LA REUNION DE CANCUN

La reunión celebrada hace unas semanas en Cancún, en el marco de la Organización Mundial de Comercio, ha permitido poner de manifiesto una vez más el conflicto de intereses que existe entre los países más avanzados y los menos desarrollados, en lo que se refiere al desenvolvimiento del sector agropecuario.
En esta oportunidad, Estados Unidos y Europa no estuvieron de acuerdo en eliminar los subsidios a las exportaciones de productos agropecuarios, a la producción que se destina al mercado interno, y a levantar las barreras que dificultan el acceso a sus mercados.

Curiosamente, en negociaciones bilaterales formalizadas en los correspondientes tratados de libre comercio, esos mismos países han accedido a liberalizar razonablemente el intercambio de productos agrícolas.

Sin embargo, de lo anterior no podría concluirse que las negociaciones bilaterales serían, en general, una instancia mejor que las multilaterales para avanzar hacia la apertura comercial. También es verdad que estas últimas son más complejas desde el momento que se trata de armonizar los intereses de cientos de países, pero es precisamente de ahí que surgen sus principales virtudes, que son su gran alcance, menor costo, y escasos efectos en la desviación de comercio.

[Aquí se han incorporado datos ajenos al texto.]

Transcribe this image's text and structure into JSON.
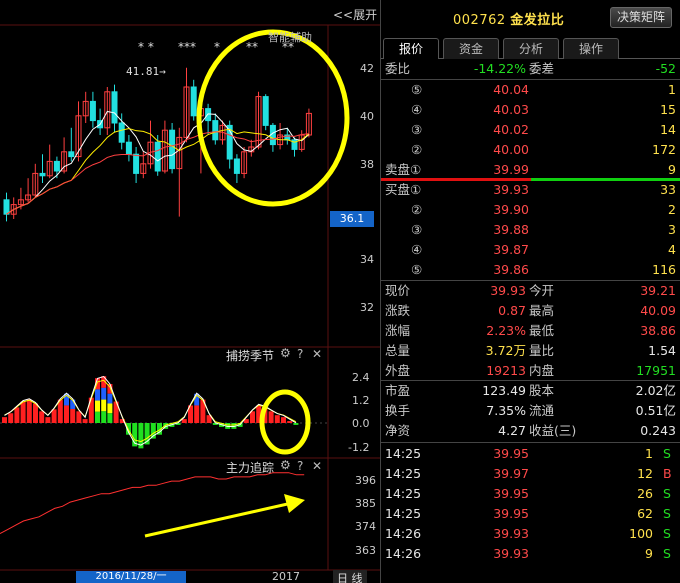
{
  "chart": {
    "expand_label": "<<展开",
    "smart_assist": "智能辅助",
    "price_marker": "41.81→",
    "stars": [
      "* *",
      "***",
      "*",
      "**",
      "**"
    ],
    "price_axis": [
      "42",
      "40",
      "38",
      "36.1",
      "34",
      "32"
    ],
    "current_price_tag": "36.1",
    "indicator1_title": "捕捞季节",
    "indicator1_axis": [
      "2.4",
      "1.2",
      "0.0",
      "-1.2"
    ],
    "indicator2_title": "主力追踪",
    "indicator2_axis": [
      "396",
      "385",
      "374",
      "363"
    ],
    "date_label": "2016/11/28/一",
    "year_label": "2017",
    "period_button": "日 线",
    "colors": {
      "up": "#ff4040",
      "down": "#22e0e0",
      "annotation": "#ffff00",
      "line_white": "#ffffff",
      "line_yellow": "#ffee00"
    }
  },
  "stock": {
    "code": "002762",
    "name": "金发拉比",
    "decision_button": "决策矩阵"
  },
  "tabs": [
    "报价",
    "资金",
    "分析",
    "操作"
  ],
  "commission": {
    "ratio_label": "委比",
    "ratio": "-14.22%",
    "diff_label": "委差",
    "diff": "-52"
  },
  "asks": [
    {
      "level": "⑤",
      "price": "40.04",
      "vol": "1"
    },
    {
      "level": "④",
      "price": "40.03",
      "vol": "15"
    },
    {
      "level": "③",
      "price": "40.02",
      "vol": "14"
    },
    {
      "level": "②",
      "price": "40.00",
      "vol": "172"
    },
    {
      "level": "卖盘①",
      "price": "39.99",
      "vol": "9"
    }
  ],
  "bids": [
    {
      "level": "买盘①",
      "price": "39.93",
      "vol": "33"
    },
    {
      "level": "②",
      "price": "39.90",
      "vol": "2"
    },
    {
      "level": "③",
      "price": "39.88",
      "vol": "3"
    },
    {
      "level": "④",
      "price": "39.87",
      "vol": "4"
    },
    {
      "level": "⑤",
      "price": "39.86",
      "vol": "116"
    }
  ],
  "quote": [
    {
      "l1": "现价",
      "v1": "39.93",
      "c1": "red",
      "l2": "今开",
      "v2": "39.21",
      "c2": "red"
    },
    {
      "l1": "涨跌",
      "v1": "0.87",
      "c1": "red",
      "l2": "最高",
      "v2": "40.09",
      "c2": "red"
    },
    {
      "l1": "涨幅",
      "v1": "2.23%",
      "c1": "red",
      "l2": "最低",
      "v2": "38.86",
      "c2": "red"
    },
    {
      "l1": "总量",
      "v1": "3.72万",
      "c1": "yel",
      "l2": "量比",
      "v2": "1.54",
      "c2": "wht"
    },
    {
      "l1": "外盘",
      "v1": "19213",
      "c1": "red",
      "l2": "内盘",
      "v2": "17951",
      "c2": "grn"
    }
  ],
  "fundamentals": [
    {
      "l1": "市盈",
      "v1": "123.49",
      "l2": "股本",
      "v2": "2.02亿"
    },
    {
      "l1": "换手",
      "v1": "7.35%",
      "l2": "流通",
      "v2": "0.51亿"
    },
    {
      "l1": "净资",
      "v1": "4.27",
      "l2": "收益(三)",
      "v2": "0.243"
    }
  ],
  "ticks": [
    {
      "time": "14:25",
      "price": "39.95",
      "vol": "1",
      "side": "S"
    },
    {
      "time": "14:25",
      "price": "39.97",
      "vol": "12",
      "side": "B"
    },
    {
      "time": "14:25",
      "price": "39.95",
      "vol": "26",
      "side": "S"
    },
    {
      "time": "14:25",
      "price": "39.95",
      "vol": "62",
      "side": "S"
    },
    {
      "time": "14:26",
      "price": "39.93",
      "vol": "100",
      "side": "S"
    },
    {
      "time": "14:26",
      "price": "39.93",
      "vol": "9",
      "side": "S"
    }
  ]
}
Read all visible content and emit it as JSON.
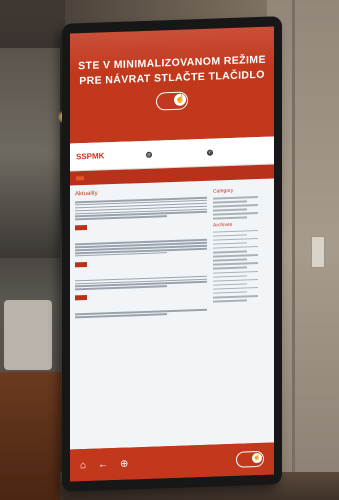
{
  "kiosk": {
    "banner_line1": "STE V MINIMALIZOVANOM REŽIME",
    "banner_line2": "PRE NÁVRAT STLAČTE TLAČIDLO",
    "touch_icon": "hand-touch-icon"
  },
  "website": {
    "logo": "SSPMK",
    "section_title": "Aktuality",
    "sidebar_category_title": "Category",
    "sidebar_archives_title": "Archives"
  },
  "colors": {
    "kiosk_accent": "#c2381d",
    "site_background": "#f2f5f8"
  },
  "bottom_bar": {
    "icons": [
      "home-icon",
      "back-arrow-icon",
      "zoom-icon"
    ]
  }
}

Por estas razones, Chile ha hecho bien en respaldar desde sus inicios este foro multilateral para negociar la eliminación de las trabas al comercio. Esto sin perjuicio de haber recurrido en forma simultánea a los tratados bilaterales y multilaterales en sus diversas modalidades, e incluso, a la reducción unilateral de aranceles.

El fracaso de la reunión de Cancún significa una demora en el proceso de apertura comercial pero en ningún caso un abandono de la idea que más temprano que tarde terminará imponiéndose en todo el mundo, porque en el mediano plazo todos tienen que ganar. La posición negativa mostrada en esta oportunidad por Europa y los Estados Unidos debe interpretarse sólo como una forma de suavizar la transición hacia un nuevo escenario mundial caracterizado por una diferente asignación de los recursos.
Para Chile, que ha firmado tratados de libre comercio con ambos, los resultados de Cancún tienen poca importancia, porque habría sido muy difícil en el foro multilateral obtener mejores condiciones que en los acuerdos recientemente firmados.

No obstante lo anterior, la agricultura nacional continuará compitiendo contra los productores extranjeros y las eventuales ayudas que les entregan sus gobiernos.

A esto se une en las últimas semanas el fortalecimiento de nuestro signo monetario, que abarata las importaciones y hace menos rentable el negocio exportador.

Desechada la idea de entregar compensaciones a la agricultura a raíz de los tratados de libre comercio, sólo hay que confiar en los aumentos de productividad y en la reconversión del negocio agrícola para mantener su rentabilidad. En la obtención de estos objetivos el precio del dólar y los intereses, ambos más bajos, son una ayuda desde el momento que abaratan el costo del capital. Sin embargo no se puede decir lo mismo de las bandas de precios que, por estar determinadas en dólares, protegen ahora menos que antes.